From the comments section of the same blog post:
To the best of my knowledge, digital sales don’t count. It comes down to whether enough people are buying the book on the stands. And when enough people find alternatives and it kills the sales, the book goes away.
I have no idea if digital sales “count” or not, but when a customer can wait a month and save a dollar, what are they supposed to do? Marvel has told us that if we want to buy more comics, get more bang for our buck, we should wait.
Lets walk through the current state of comic books from a consumer’s point of view:
- Comics cost $4.
- Decompression seems to be the industry paradigm.
- Comics are generally perceived as being "written for the trade," and a collection of five or six issues can be more accurately described as "a complete story" than a single issue.

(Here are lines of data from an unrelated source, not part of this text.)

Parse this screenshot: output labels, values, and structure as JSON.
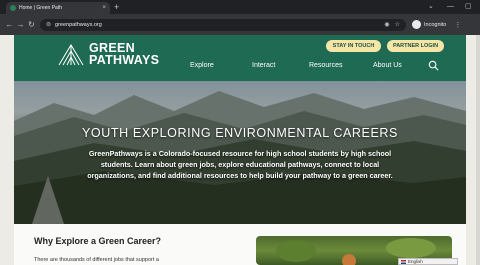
{
  "browser": {
    "tab_title": "Home | Green Path",
    "tab_close": "×",
    "new_tab": "+",
    "url": "greenpathways.org",
    "incognito_label": "Incognito",
    "window_controls": [
      "⌄",
      "—",
      "▢"
    ]
  },
  "header": {
    "logo_line1": "GREEN",
    "logo_line2": "PATHWAYS",
    "pill_buttons": [
      "STAY IN TOUCH",
      "PARTNER LOGIN"
    ],
    "nav": [
      "Explore",
      "Interact",
      "Resources",
      "About Us"
    ],
    "search_icon": "search-icon"
  },
  "hero": {
    "title": "YOUTH EXPLORING ENVIRONMENTAL CAREERS",
    "body": "GreenPathways is a Colorado-focused resource for high school students by high school students. Learn about green jobs, explore educational pathways, connect to local organizations, and find additional resources to help build your pathway to a green career."
  },
  "content": {
    "heading": "Why Explore a Green Career?",
    "text": "There are thousands of different jobs that support a"
  },
  "language_widget": {
    "label": "English"
  },
  "colors": {
    "header_green": "#1f6a52",
    "pill_yellow": "#f5e6a8",
    "chrome_dark": "#202124"
  }
}
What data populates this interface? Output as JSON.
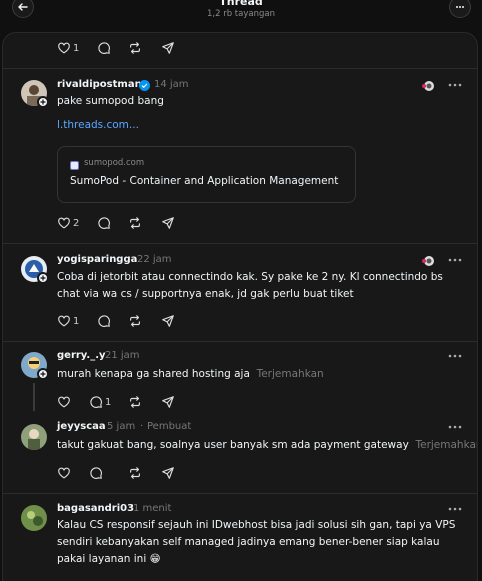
{
  "header": {
    "title": "Thread",
    "subtitle": "1,2 rb tayangan"
  },
  "top_actions": {
    "likes": "1"
  },
  "posts": [
    {
      "username": "rivaldipostman",
      "time": "14 jam",
      "text": "pake sumopod bang",
      "link": "l.threads.com...",
      "card": {
        "domain": "sumopod.com",
        "title": "SumoPod - Container and Application Management"
      },
      "likes": "2"
    },
    {
      "username": "yogisparingga",
      "time": "22 jam",
      "text": "Coba di jetorbit atau connectindo kak. Sy pake ke 2 ny. Kl connectindo bs chat via wa cs / supportnya enak, jd gak perlu buat tiket",
      "likes": "1"
    },
    {
      "username": "gerry._.y",
      "time": "21 jam",
      "text": "murah kenapa ga shared hosting aja",
      "translate": "Terjemahkan",
      "replies": "1"
    },
    {
      "username": "jeyyscaa",
      "time": "5 jam",
      "author_tag": "Pembuat",
      "text": "takut gakuat bang, soalnya user banyak sm ada payment gateway",
      "translate": "Terjemahkan"
    },
    {
      "username": "bagasandri03",
      "time": "1 menit",
      "text": "Kalau CS responsif sejauh ini IDwebhost bisa jadi solusi sih gan, tapi ya VPS sendiri kebanyakan self managed jadinya emang bener-bener siap kalau pakai layanan ini 😁"
    }
  ],
  "colors": {
    "background": "#101010",
    "panel": "#181818",
    "link": "#5aa7ff",
    "verified": "#0095f6",
    "muted": "#777777"
  },
  "icons": [
    "back-arrow-icon",
    "more-circle-icon",
    "heart-icon",
    "comment-icon",
    "repost-icon",
    "share-icon",
    "verified-icon",
    "more-dots-icon"
  ]
}
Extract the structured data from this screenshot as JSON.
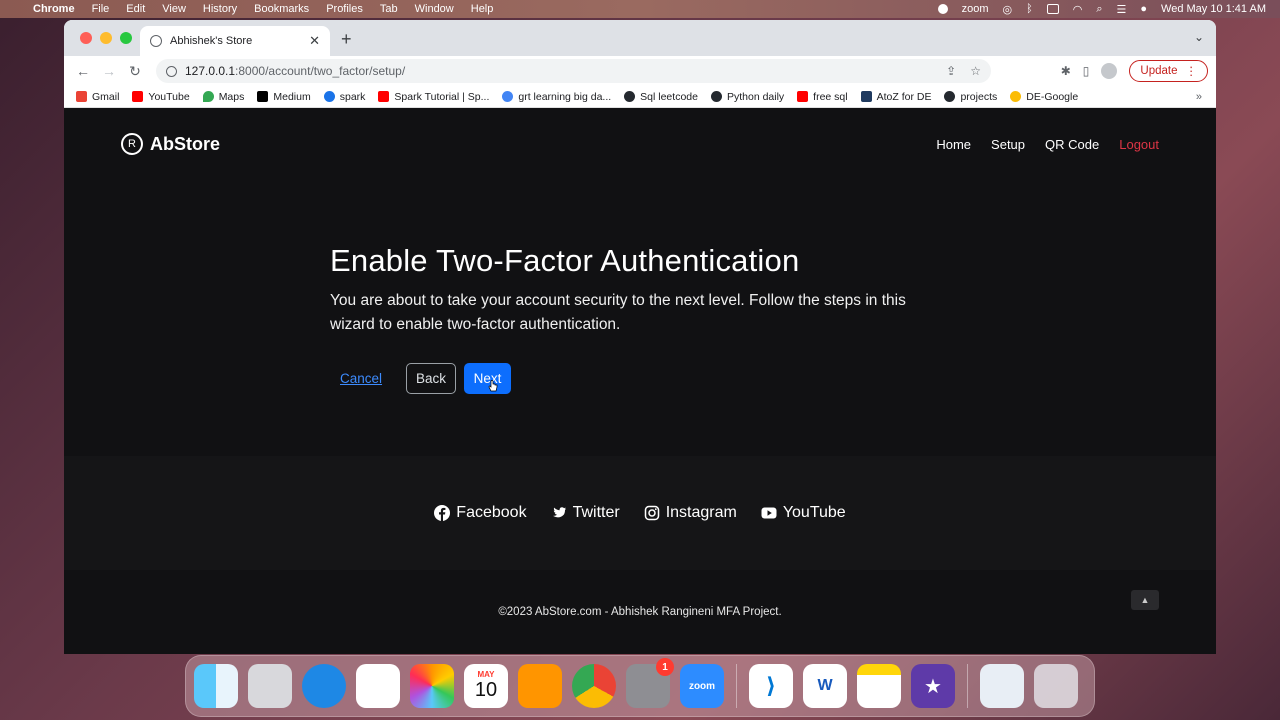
{
  "menubar": {
    "app_name": "Chrome",
    "menus": [
      "File",
      "Edit",
      "View",
      "History",
      "Bookmarks",
      "Profiles",
      "Tab",
      "Window",
      "Help"
    ],
    "zoom_label": "zoom",
    "datetime": "Wed May 10  1:41 AM"
  },
  "browser": {
    "tab_title": "Abhishek's Store",
    "url_host": "127.0.0.1",
    "url_path": ":8000/account/two_factor/setup/",
    "update_label": "Update",
    "bookmarks": [
      {
        "label": "Gmail",
        "color": "#ea4335"
      },
      {
        "label": "YouTube",
        "color": "#ff0000"
      },
      {
        "label": "Maps",
        "color": "#34a853"
      },
      {
        "label": "Medium",
        "color": "#000000"
      },
      {
        "label": "spark",
        "color": "#1a73e8"
      },
      {
        "label": "Spark Tutorial | Sp...",
        "color": "#ff0000"
      },
      {
        "label": "grt learning big da...",
        "color": "#4285f4"
      },
      {
        "label": "Sql leetcode",
        "color": "#24292f"
      },
      {
        "label": "Python daily",
        "color": "#24292f"
      },
      {
        "label": "free sql",
        "color": "#ff0000"
      },
      {
        "label": "AtoZ for DE",
        "color": "#1f3a5f"
      },
      {
        "label": "projects",
        "color": "#24292f"
      },
      {
        "label": "DE-Google",
        "color": "#fbbc04"
      }
    ]
  },
  "site": {
    "brand": "AbStore",
    "brand_logo_letter": "R",
    "nav": {
      "home": "Home",
      "setup": "Setup",
      "qr": "QR Code",
      "logout": "Logout"
    },
    "heading": "Enable Two-Factor Authentication",
    "description": "You are about to take your account security to the next level. Follow the steps in this wizard to enable two-factor authentication.",
    "cancel_label": "Cancel",
    "back_label": "Back",
    "next_label": "Next",
    "social": {
      "facebook": "Facebook",
      "twitter": "Twitter",
      "instagram": "Instagram",
      "youtube": "YouTube"
    },
    "footer": "©2023 AbStore.com - Abhishek Rangineni MFA Project.",
    "colors": {
      "primary": "#0d6efd",
      "logout": "#dc3545",
      "bg": "#111113"
    }
  },
  "dock": {
    "calendar_month": "MAY",
    "calendar_day": "10",
    "settings_badge": "1",
    "zoom_label": "zoom",
    "word_letter": "W"
  }
}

When you take all of that into account, blaming consumers for trying to save a few bucks rather than blaming the pricing strategies of Marvel does more than just insult your fans, but comes off as mean spirited and shows a lack of understanding what it's like to be a comic book consumer in the modern age.
Comics news sites are always running interviews where some big wig reminds us that events sell better, gimmicks make money, and dozens of other details that remind us that comic books are a business and "owe" us nothing. If we are to accept that Marvel has no loyalty to us and their main goal is to maximize profits (as it should be), why should we not behave towards comics the way we would any other industry?
Beyond all of that, the obvious question remains: why don’t trades (or digital sales if that is the case) count? That makes no sense. In what world can Marvel track individual sales but not trades? That is completely ridiculous and makes no logical sense. It seems to me, and probably most of your readers, that the problem isn’t the paying customers, but Marvel’s archaic sales measurement/cancelation policy combined with the afore- (and often) mentioned price gouging.
Mr. David, I mean no disrespect, and The Outhousers have been supporters of yours in the past (even going so far as to tell people to buy your products) and probably will be in the future, but if the options we have are to spend too much money on a comic – come on $4, really? – or take advantage of the mild (but still comparatively more expensive than other forms of entertainment) discounts Marvel offers on trades and digital, what do you expect us to do?
Comics are raising to $5 an issue, a trend started by Marvel’s AXIS event, but most of our budgets are either staying the same or shrinking. In all seriousness I ask; what do you want from us?
Your good buddy, RU
PS - what does a brother have to do to get the Sir Apropos of Nothing books back in print?